The company now faces a class-action suit and shares have subsequently fallen 5.6%. On top of this, Marriott says for about 327 million victims, compromised data may include names, addresses and passport numbers — prompting Senator Chuck Schumer to demand that it "foot the bill" for new passports. He isn't the only angry senator either.
"CEOs won’t take protecting our data seriously unless their own jobs are on the line," says Senator Elizabeth Warren, adding that "Congress should focus on holding them accountable for these giant screw-ups."
Marriott says it's looking into how the breach took place, but this leaves the question of why it only now detected a problem that evidently began four years ago.
"With all the resources they have," says Andrei Barysevich, a researcher with the threat intelligence company Recorded Future, "they should have been able to isolate hackers back in 2015."
That's when Marriott announced its acquisition of Starwood Hotels and Resorts Worldwide, and that's when the whole problem began, because the data breach involved the Starwood guest reservation database. But it's hard to believe Marriott couldn't see it coming.
For one thing, just two months after the merger was announced, Starwood reported it had suffered a massive credit card hack in 2014. Also that year, the company's website was home to an SQL injection bug and offers to hack it were being made on the dark web, Hold Security founder Alex Holden told Forbes this week.
So Marriott was clearly taking on considerable risk by acquiring Starwood. But was it unaware of this danger or was it using some version of the recall coordinator's formula, putting customers at risk because it assumed the cost of a breach would be less than the cost of better security?
"Currently many companies opt for inadequate data security because it's cheaper than the consequences of a data breach," says John M. Simpson, project director for privacy and technology at Consumer Watchdog. "The Consumer Privacy Act fixes that and would hold companies accountable."
Simpson believes the Marriott data breach is glaring evidence of the need for the recently enacted, somewhat convoluted, California Consumer Privacy Act (CCPA). If the law were now in effect, he says, Marriott would be on the hook as victims would be able to sue.
The CCPA — which gives Californians the right to know what personal information is collected about them, whether and to whom it is sold or disclosed, as well as the power to prevent such sales — takes effect in 2020 and, while it may sound like reasonable legislation, has already faced a grueling uphill battle.

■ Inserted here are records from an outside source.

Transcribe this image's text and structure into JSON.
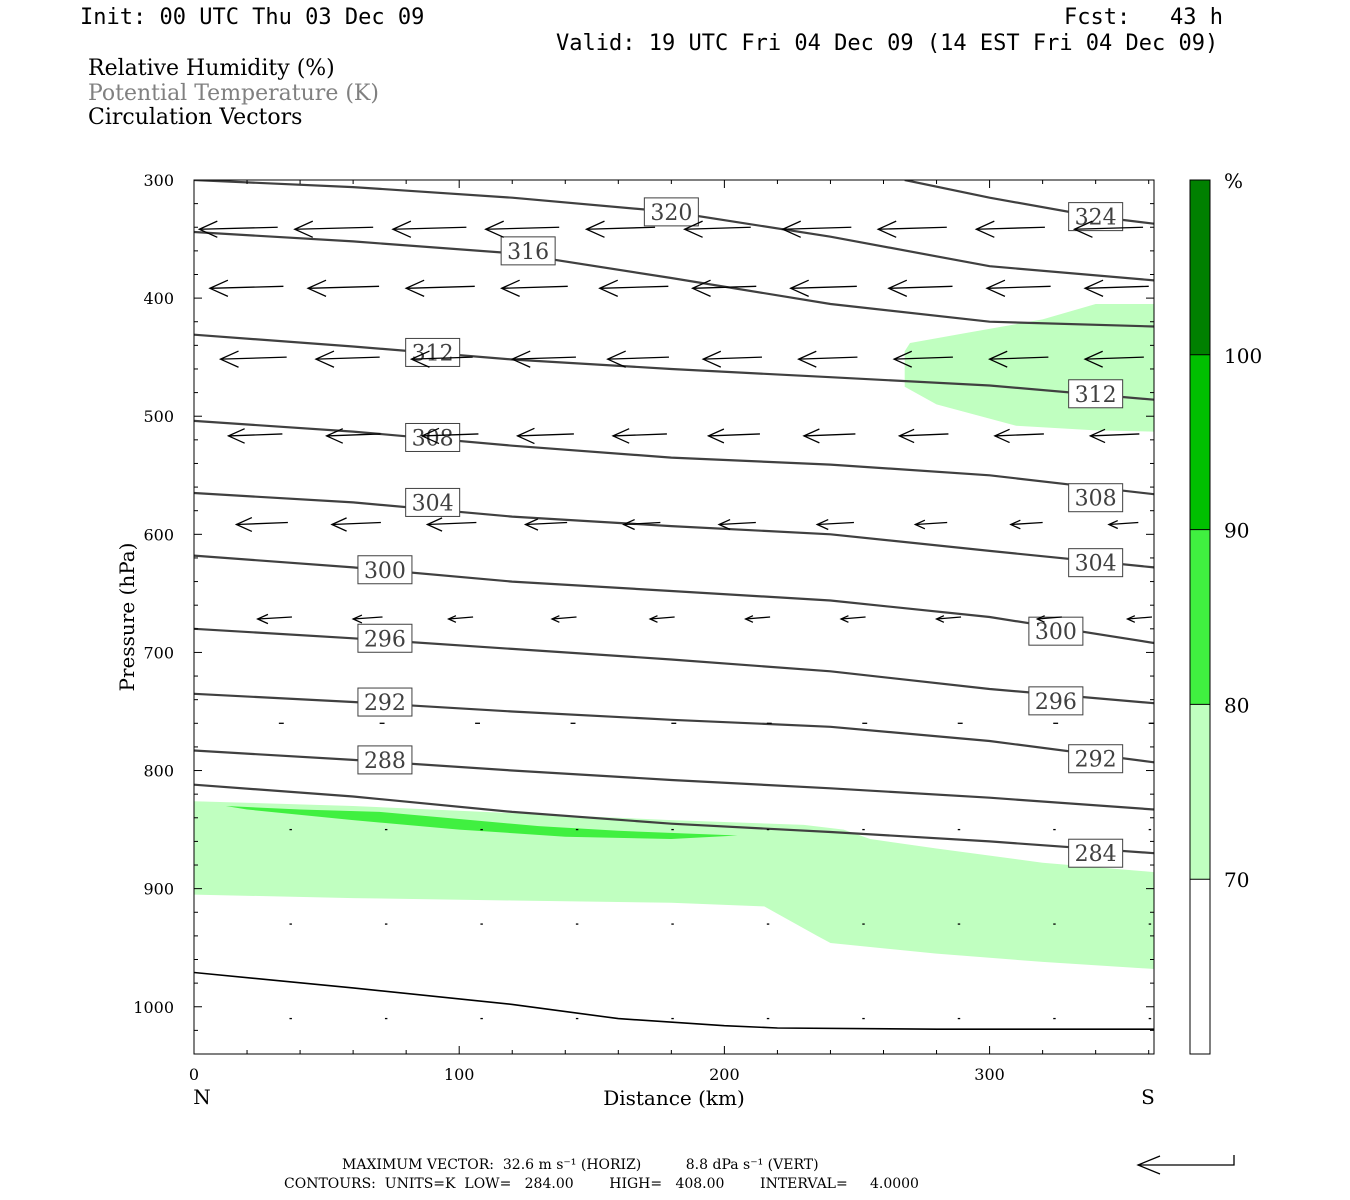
{
  "header": {
    "init": "Init: 00 UTC Thu 03 Dec 09",
    "fcst": "Fcst:   43 h",
    "valid": "Valid: 19 UTC Fri 04 Dec 09 (14 EST Fri 04 Dec 09)"
  },
  "fields": [
    {
      "label": "Relative Humidity (%)",
      "color": "#000000"
    },
    {
      "label": "Potential Temperature (K)",
      "color": "#808080"
    },
    {
      "label": "Circulation Vectors",
      "color": "#000000"
    }
  ],
  "chart_data": {
    "type": "cross-section",
    "xlabel": "Distance (km)",
    "ylabel": "Pressure (hPa)",
    "xlim": [
      0,
      362
    ],
    "ylim": [
      1040,
      300
    ],
    "x_ticks": [
      0,
      100,
      200,
      300
    ],
    "y_ticks": [
      300,
      400,
      500,
      600,
      700,
      800,
      900,
      1000
    ],
    "left_end_label": "N",
    "right_end_label": "S",
    "colorbar": {
      "unit": "%",
      "levels": [
        70,
        80,
        90,
        100
      ],
      "colors": [
        "#ffffff",
        "#c0ffc0",
        "#40f040",
        "#00c000",
        "#008000"
      ]
    },
    "rh_areas": [
      {
        "level": 70,
        "color": "#c0ffc0",
        "points": [
          [
            0,
            826
          ],
          [
            60,
            830
          ],
          [
            120,
            836
          ],
          [
            180,
            842
          ],
          [
            230,
            846
          ],
          [
            245,
            850
          ],
          [
            255,
            858
          ],
          [
            280,
            866
          ],
          [
            320,
            878
          ],
          [
            362,
            886
          ],
          [
            362,
            968
          ],
          [
            320,
            962
          ],
          [
            280,
            955
          ],
          [
            240,
            946
          ],
          [
            235,
            940
          ],
          [
            215,
            915
          ],
          [
            180,
            912
          ],
          [
            120,
            910
          ],
          [
            60,
            908
          ],
          [
            0,
            905
          ]
        ]
      },
      {
        "level": 70,
        "color": "#c0ffc0",
        "points": [
          [
            362,
            405
          ],
          [
            340,
            405
          ],
          [
            320,
            418
          ],
          [
            290,
            430
          ],
          [
            270,
            438
          ],
          [
            268,
            445
          ],
          [
            268,
            475
          ],
          [
            280,
            490
          ],
          [
            310,
            508
          ],
          [
            340,
            512
          ],
          [
            362,
            513
          ]
        ]
      },
      {
        "level": 80,
        "color": "#40f040",
        "points": [
          [
            12,
            830
          ],
          [
            40,
            833
          ],
          [
            70,
            835
          ],
          [
            100,
            841
          ],
          [
            130,
            847
          ],
          [
            160,
            851
          ],
          [
            205,
            855
          ],
          [
            180,
            858
          ],
          [
            140,
            856
          ],
          [
            100,
            850
          ],
          [
            60,
            842
          ],
          [
            20,
            833
          ]
        ]
      }
    ],
    "theta_contours": [
      {
        "value": 284,
        "points": [
          [
            0,
            812
          ],
          [
            60,
            822
          ],
          [
            120,
            835
          ],
          [
            180,
            845
          ],
          [
            240,
            852
          ],
          [
            300,
            860
          ],
          [
            362,
            870
          ]
        ],
        "labels": [
          [
            340,
            870
          ]
        ]
      },
      {
        "value": 288,
        "points": [
          [
            0,
            783
          ],
          [
            60,
            791
          ],
          [
            120,
            800
          ],
          [
            180,
            808
          ],
          [
            240,
            815
          ],
          [
            300,
            823
          ],
          [
            362,
            833
          ]
        ],
        "labels": [
          [
            72,
            791
          ]
        ]
      },
      {
        "value": 292,
        "points": [
          [
            0,
            735
          ],
          [
            60,
            742
          ],
          [
            120,
            750
          ],
          [
            180,
            757
          ],
          [
            240,
            763
          ],
          [
            300,
            775
          ],
          [
            362,
            793
          ]
        ],
        "labels": [
          [
            72,
            742
          ],
          [
            340,
            790
          ]
        ]
      },
      {
        "value": 296,
        "points": [
          [
            0,
            680
          ],
          [
            60,
            688
          ],
          [
            120,
            697
          ],
          [
            180,
            706
          ],
          [
            240,
            716
          ],
          [
            300,
            731
          ],
          [
            362,
            743
          ]
        ],
        "labels": [
          [
            72,
            688
          ],
          [
            325,
            741
          ]
        ]
      },
      {
        "value": 300,
        "points": [
          [
            0,
            618
          ],
          [
            60,
            628
          ],
          [
            120,
            640
          ],
          [
            180,
            648
          ],
          [
            240,
            656
          ],
          [
            300,
            670
          ],
          [
            362,
            692
          ]
        ],
        "labels": [
          [
            72,
            630
          ],
          [
            325,
            682
          ]
        ]
      },
      {
        "value": 304,
        "points": [
          [
            0,
            565
          ],
          [
            60,
            573
          ],
          [
            120,
            585
          ],
          [
            180,
            593
          ],
          [
            240,
            600
          ],
          [
            300,
            614
          ],
          [
            362,
            628
          ]
        ],
        "labels": [
          [
            90,
            573
          ],
          [
            340,
            624
          ]
        ]
      },
      {
        "value": 308,
        "points": [
          [
            0,
            504
          ],
          [
            60,
            513
          ],
          [
            120,
            525
          ],
          [
            180,
            535
          ],
          [
            240,
            541
          ],
          [
            300,
            550
          ],
          [
            362,
            566
          ]
        ],
        "labels": [
          [
            90,
            518
          ],
          [
            340,
            569
          ]
        ]
      },
      {
        "value": 312,
        "points": [
          [
            0,
            431
          ],
          [
            60,
            441
          ],
          [
            120,
            452
          ],
          [
            180,
            460
          ],
          [
            240,
            467
          ],
          [
            300,
            474
          ],
          [
            362,
            486
          ]
        ],
        "labels": [
          [
            90,
            446
          ],
          [
            340,
            481
          ]
        ]
      },
      {
        "value": 316,
        "points": [
          [
            0,
            344
          ],
          [
            60,
            352
          ],
          [
            120,
            362
          ],
          [
            180,
            383
          ],
          [
            240,
            405
          ],
          [
            300,
            420
          ],
          [
            362,
            424
          ]
        ],
        "labels": [
          [
            126,
            360
          ]
        ]
      },
      {
        "value": 320,
        "points": [
          [
            0,
            300
          ],
          [
            60,
            306
          ],
          [
            120,
            315
          ],
          [
            180,
            327
          ],
          [
            240,
            348
          ],
          [
            300,
            373
          ],
          [
            362,
            385
          ]
        ],
        "labels": [
          [
            180,
            327
          ]
        ]
      },
      {
        "value": 324,
        "points": [
          [
            268,
            300
          ],
          [
            300,
            315
          ],
          [
            340,
            331
          ],
          [
            362,
            337
          ]
        ],
        "labels": [
          [
            340,
            331
          ]
        ]
      }
    ],
    "ground_line": [
      [
        0,
        971
      ],
      [
        60,
        984
      ],
      [
        120,
        998
      ],
      [
        160,
        1010
      ],
      [
        200,
        1016
      ],
      [
        220,
        1018
      ],
      [
        280,
        1019
      ],
      [
        362,
        1019
      ]
    ],
    "vector_rows": [
      {
        "p": 340,
        "x": [
          2,
          38,
          75,
          110,
          148,
          185,
          222,
          258,
          295,
          332
        ],
        "u": [
          -32,
          -32,
          -30,
          -30,
          -28,
          -27,
          -28,
          -28,
          -28,
          -28
        ]
      },
      {
        "p": 390,
        "x": [
          6,
          43,
          80,
          116,
          153,
          188,
          225,
          262,
          299,
          336
        ],
        "u": [
          -30,
          -29,
          -28,
          -27,
          -28,
          -26,
          -27,
          -26,
          -26,
          -26
        ]
      },
      {
        "p": 450,
        "x": [
          10,
          46,
          82,
          120,
          156,
          192,
          228,
          264,
          300,
          336
        ],
        "u": [
          -27,
          -26,
          -25,
          -26,
          -25,
          -24,
          -24,
          -24,
          -24,
          -24
        ]
      },
      {
        "p": 515,
        "x": [
          13,
          50,
          86,
          122,
          158,
          194,
          230,
          266,
          302,
          338
        ],
        "u": [
          -22,
          -22,
          -23,
          -23,
          -22,
          -21,
          -21,
          -20,
          -20,
          -20
        ]
      },
      {
        "p": 590,
        "x": [
          16,
          52,
          88,
          125,
          162,
          198,
          235,
          272,
          308,
          345
        ],
        "u": [
          -21,
          -20,
          -20,
          -17,
          -15,
          -15,
          -15,
          -13,
          -13,
          -12
        ]
      },
      {
        "p": 670,
        "x": [
          24,
          60,
          96,
          135,
          172,
          208,
          244,
          280,
          318,
          352
        ],
        "u": [
          -14,
          -12,
          -10,
          -10,
          -10,
          -10,
          -10,
          -10,
          -10,
          -10
        ]
      },
      {
        "p": 760,
        "x": [
          32,
          70,
          106,
          142,
          180,
          216,
          252,
          288,
          324,
          360
        ],
        "u": [
          -2,
          -2,
          -2,
          -2,
          -2,
          -2,
          -2,
          -2,
          -2,
          -2
        ]
      },
      {
        "p": 850,
        "x": [
          36,
          72,
          108,
          144,
          180,
          216,
          252,
          288,
          324,
          360
        ],
        "u": [
          -1,
          -1,
          -1,
          -1,
          -1,
          -1,
          -1,
          -1,
          -1,
          -1
        ]
      },
      {
        "p": 930,
        "x": [
          36,
          72,
          108,
          144,
          180,
          216,
          252,
          288,
          324,
          360
        ],
        "u": [
          -1,
          -1,
          -1,
          -1,
          -1,
          -1,
          -1,
          -1,
          -1,
          -1
        ]
      },
      {
        "p": 1010,
        "x": [
          36,
          72,
          108,
          144,
          180,
          216,
          252,
          288,
          324,
          360
        ],
        "u": [
          -1,
          -1,
          -1,
          -1,
          -1,
          -1,
          -1,
          -1,
          -1,
          -1
        ]
      }
    ]
  },
  "footer": {
    "max_vector": "MAXIMUM VECTOR:  32.6 m s⁻¹ (HORIZ)          8.8 dPa s⁻¹ (VERT)",
    "contours": "CONTOURS:  UNITS=K  LOW=   284.00        HIGH=   408.00        INTERVAL=     4.0000"
  }
}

Amazon, Facebook, Google, Microsoft, Twitter and Uber — as well as internet providers such as AT&T and Verizon — have lobbied hard to defeat the CCPA. But the act is part of a growing trend that includes the EU's General Data Protection Regulation (GDPR) and Vermont's landmark law regulating data brokers, both enacted in May.
Hotels are facing a wave of data-security regulations, and it's a good thing too, because the ripple effect of a hotel breach goes well beyond customers.

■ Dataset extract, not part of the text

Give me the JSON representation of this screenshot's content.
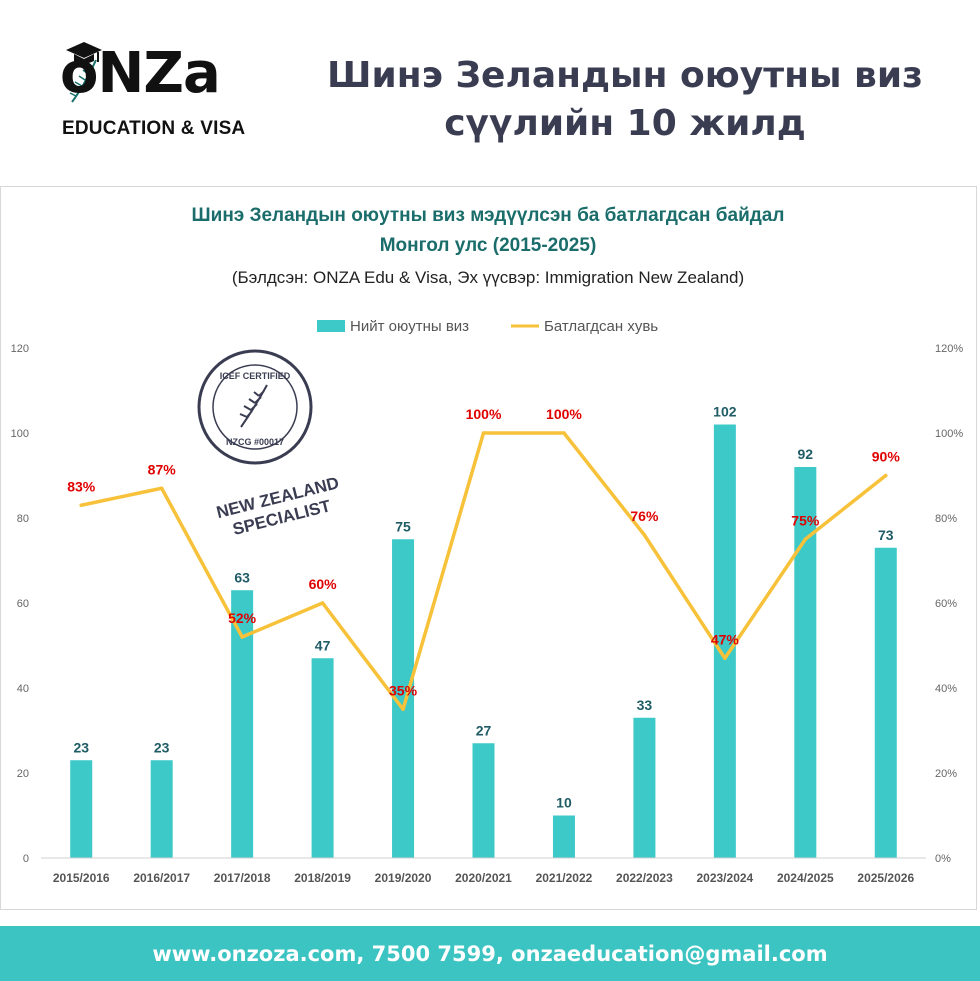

"Due to the interconnectedness of other business entities within a hotel – shops, restaurants, dry cleaning services, business centers, and more – breaches can spread quickly across the enterprise and be complex and costly to remediate," says insurance company Axa XL.
And the threat extends even further. Last year, the Russian hacker group Fancy Bear, which has been tied to Moscow's military intelligence service GRU, was found to be using the leaked NASA hacking tool Eternal Blue to hack victims via their hotel WiFi connections. If you're wondering why Moscow cares how many times you checked your email while on vacation in Santo Domingo, consider these words by Michael Daly, cybersecurity chief technology officer at Raytheon Intelligence:
This is much more than a consumer data breach. When you think of this from an intelligence gathering standpoint, it is illuminating the patterns of life of global political and business leaders, including who they traveled with, when and where. That is incredibly efficient reconnaissance gathering and elevates this breach to a national security problem.”
Hotels are easy targets, constituting 92% of all point-of-sale intrusions in 2017, and hotel mergers are only expected to accelerate. That's like walking toward the edge of a terrifyingly high cliff and picking up the speed. But the GDPR, Vermont's new law and the CCPA are good first measures. We need more.
The good news is, hotels already have good incentives. They make more money when guests feel safer. That will only happen, writes Bob Braun, author at eHotelier's Insights, "if they believe all of their property, including their digital property, is protected." But if they do, he adds, "Hotels can transform themselves from being the most likely source of data theft to becoming the model for data security."